First, we have to generate a sample from the distribution (I suppose that you have this sample, but did not publish it so far):

distribution = ot.ComposedDistribution([x1, x2, x3, x4])
sampleSize = 10
xobs = distribution.getSample(sampleSize)

Then we define the model:

formulas = [
    "y1 := 0.5 * x1 + 1.0 * x2 + 1.5 * x3 + 2.0 * x4 + e1 - 8.0",
    "y2 := 0.0 * x1 + 0.0 * x2 + 1.0 * x3 + 1.0 * x4 + e2 - 4.0",
    "y3 := 1.0 * x1 + 1.0 * x2 + 0.0 * x3 + 0.0 * x4 + e3 - 1.0"
]
program = ";".join(formulas)
g = ot.SymbolicFunction(["x1", "x2", "x3", "x4", "e1", "e2", "e3"],
                        ["y1", "y2", "y3"], 
                        program)

And set the observed outputs, which is a sample of zeros:

yobs = ot.Sample(sampleSize, 3)

We start with initial values equal to zero, and define the function to calibrate:

e1Initial = 0.0
e2Initial = 0.0
e3Initial = 0.0
thetaPrior = ot.Point([e1Initial,e2Initial,e3Initial])
calibratedIndices = [4, 5, 6]
mycf = ot.ParametricFunction(g, calibratedIndices, thetaPrior)
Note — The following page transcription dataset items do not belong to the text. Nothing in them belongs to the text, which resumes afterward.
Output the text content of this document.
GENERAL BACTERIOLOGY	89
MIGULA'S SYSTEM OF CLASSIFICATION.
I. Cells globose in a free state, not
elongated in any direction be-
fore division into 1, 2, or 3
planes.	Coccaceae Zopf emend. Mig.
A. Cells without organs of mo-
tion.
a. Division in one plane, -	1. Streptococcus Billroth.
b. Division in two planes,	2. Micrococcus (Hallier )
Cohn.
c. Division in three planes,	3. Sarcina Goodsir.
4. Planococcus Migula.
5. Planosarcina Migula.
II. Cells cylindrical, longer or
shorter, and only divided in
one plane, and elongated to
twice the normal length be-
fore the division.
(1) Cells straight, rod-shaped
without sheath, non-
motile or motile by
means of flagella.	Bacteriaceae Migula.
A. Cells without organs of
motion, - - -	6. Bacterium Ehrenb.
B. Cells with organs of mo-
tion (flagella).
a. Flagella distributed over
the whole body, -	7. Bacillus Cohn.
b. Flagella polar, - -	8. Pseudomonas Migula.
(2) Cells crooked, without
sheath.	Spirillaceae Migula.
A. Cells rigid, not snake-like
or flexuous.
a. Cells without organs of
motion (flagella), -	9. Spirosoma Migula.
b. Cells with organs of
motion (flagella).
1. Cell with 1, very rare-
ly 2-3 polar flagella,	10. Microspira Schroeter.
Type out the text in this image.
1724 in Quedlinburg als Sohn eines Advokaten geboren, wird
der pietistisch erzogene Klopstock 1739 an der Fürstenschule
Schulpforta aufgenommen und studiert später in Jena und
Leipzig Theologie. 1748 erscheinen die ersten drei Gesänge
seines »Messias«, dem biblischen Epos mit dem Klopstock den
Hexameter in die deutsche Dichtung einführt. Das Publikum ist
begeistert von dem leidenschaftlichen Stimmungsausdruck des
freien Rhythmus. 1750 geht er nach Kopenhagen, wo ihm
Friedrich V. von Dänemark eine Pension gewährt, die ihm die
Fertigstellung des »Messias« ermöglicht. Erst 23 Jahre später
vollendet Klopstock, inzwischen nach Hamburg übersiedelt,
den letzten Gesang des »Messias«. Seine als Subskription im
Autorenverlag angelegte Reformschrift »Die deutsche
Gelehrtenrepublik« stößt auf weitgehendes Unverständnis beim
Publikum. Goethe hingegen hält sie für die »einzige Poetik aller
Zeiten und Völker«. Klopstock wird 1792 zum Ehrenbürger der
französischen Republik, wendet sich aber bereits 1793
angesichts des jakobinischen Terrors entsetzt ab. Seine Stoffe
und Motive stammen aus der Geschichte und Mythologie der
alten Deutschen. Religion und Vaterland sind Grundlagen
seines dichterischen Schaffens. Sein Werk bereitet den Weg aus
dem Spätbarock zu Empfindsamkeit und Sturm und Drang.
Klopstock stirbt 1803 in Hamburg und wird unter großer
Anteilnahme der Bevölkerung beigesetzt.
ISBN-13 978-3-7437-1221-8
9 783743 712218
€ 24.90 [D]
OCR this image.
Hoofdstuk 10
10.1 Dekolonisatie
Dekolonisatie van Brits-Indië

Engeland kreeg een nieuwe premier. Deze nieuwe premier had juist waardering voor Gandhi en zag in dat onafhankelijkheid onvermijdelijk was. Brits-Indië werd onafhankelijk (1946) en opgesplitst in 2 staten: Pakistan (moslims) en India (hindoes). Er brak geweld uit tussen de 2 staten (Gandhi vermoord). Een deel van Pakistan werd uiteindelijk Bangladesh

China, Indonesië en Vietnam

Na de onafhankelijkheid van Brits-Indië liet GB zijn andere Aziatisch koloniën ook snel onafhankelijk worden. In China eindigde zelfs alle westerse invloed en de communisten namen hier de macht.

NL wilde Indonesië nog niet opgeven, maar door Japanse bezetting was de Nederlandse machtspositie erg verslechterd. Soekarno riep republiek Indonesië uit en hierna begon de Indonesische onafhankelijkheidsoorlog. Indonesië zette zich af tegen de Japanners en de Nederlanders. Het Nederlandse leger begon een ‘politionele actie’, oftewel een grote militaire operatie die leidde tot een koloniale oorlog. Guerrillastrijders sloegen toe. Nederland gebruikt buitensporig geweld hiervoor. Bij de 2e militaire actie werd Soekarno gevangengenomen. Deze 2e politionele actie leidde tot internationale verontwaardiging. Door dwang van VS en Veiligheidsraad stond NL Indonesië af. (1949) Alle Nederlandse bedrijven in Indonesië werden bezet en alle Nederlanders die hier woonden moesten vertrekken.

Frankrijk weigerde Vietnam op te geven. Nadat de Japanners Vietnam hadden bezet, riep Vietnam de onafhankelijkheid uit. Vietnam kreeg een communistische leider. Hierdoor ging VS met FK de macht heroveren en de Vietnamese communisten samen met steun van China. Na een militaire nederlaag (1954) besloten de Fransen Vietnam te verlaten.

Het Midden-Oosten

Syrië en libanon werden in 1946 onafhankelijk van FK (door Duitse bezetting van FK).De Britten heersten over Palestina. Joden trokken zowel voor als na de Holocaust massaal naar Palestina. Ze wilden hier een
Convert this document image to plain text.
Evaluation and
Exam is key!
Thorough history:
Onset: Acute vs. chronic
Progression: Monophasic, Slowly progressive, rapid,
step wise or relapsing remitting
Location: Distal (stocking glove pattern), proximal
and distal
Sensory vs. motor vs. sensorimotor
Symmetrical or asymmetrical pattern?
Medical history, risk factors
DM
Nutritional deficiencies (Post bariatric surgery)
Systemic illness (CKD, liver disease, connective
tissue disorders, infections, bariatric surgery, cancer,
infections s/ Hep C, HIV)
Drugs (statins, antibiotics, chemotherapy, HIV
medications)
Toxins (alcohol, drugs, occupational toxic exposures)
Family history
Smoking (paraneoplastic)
Then we can calibrate the model:

algo = ot.NonLinearLeastSquaresCalibration(mycf, xobs, yobs, thetaPrior)
algo.run()
calibrationResult = algo.getResult()
print(calibrationResult.getParameterMAP())

This prints:

[0.0265988,0.0153057,0.00495758]

This means that the errors e1, e2, e3 are rather small. We can compute a confidence interval:

thetaPosterior = calibrationResult.getParameterPosterior()
print(thetaPosterior.computeBilateralConfidenceIntervalWithMarginalProbability(0.95)[0])

This prints:

[0.0110046, 0.0404756]
[0.00921992, 0.0210059]
[-0.00601084, 0.0156665]

The third parameter e3 might be zero, but neither e1 nor e2. Finally, we can get the distribution of the errors:

thetaPosterior = calibrationResult.getParameterPosterior()

and draw it:

graph1 = thetaPosterior.getMarginal(0).drawPDF()
graph2 = thetaPosterior.getMarginal(1).drawPDF()
graph3 = thetaPosterior.getMarginal(2).drawPDF()
graph1.add(graph2)
graph1.add(graph3)
graph1.setColors(["dodgerblue3",
                  "darkorange1", 
                  "forestgreen"])
graph1

This produces:

This shows that e3 might be zero given the variability in the observed inputs x1, ..., x4. But e1 and e2 cannot be zero. The conclusion for this sample is that the third equation is approximately solved by the observed values of x1, ..., x4, but not the two first equations.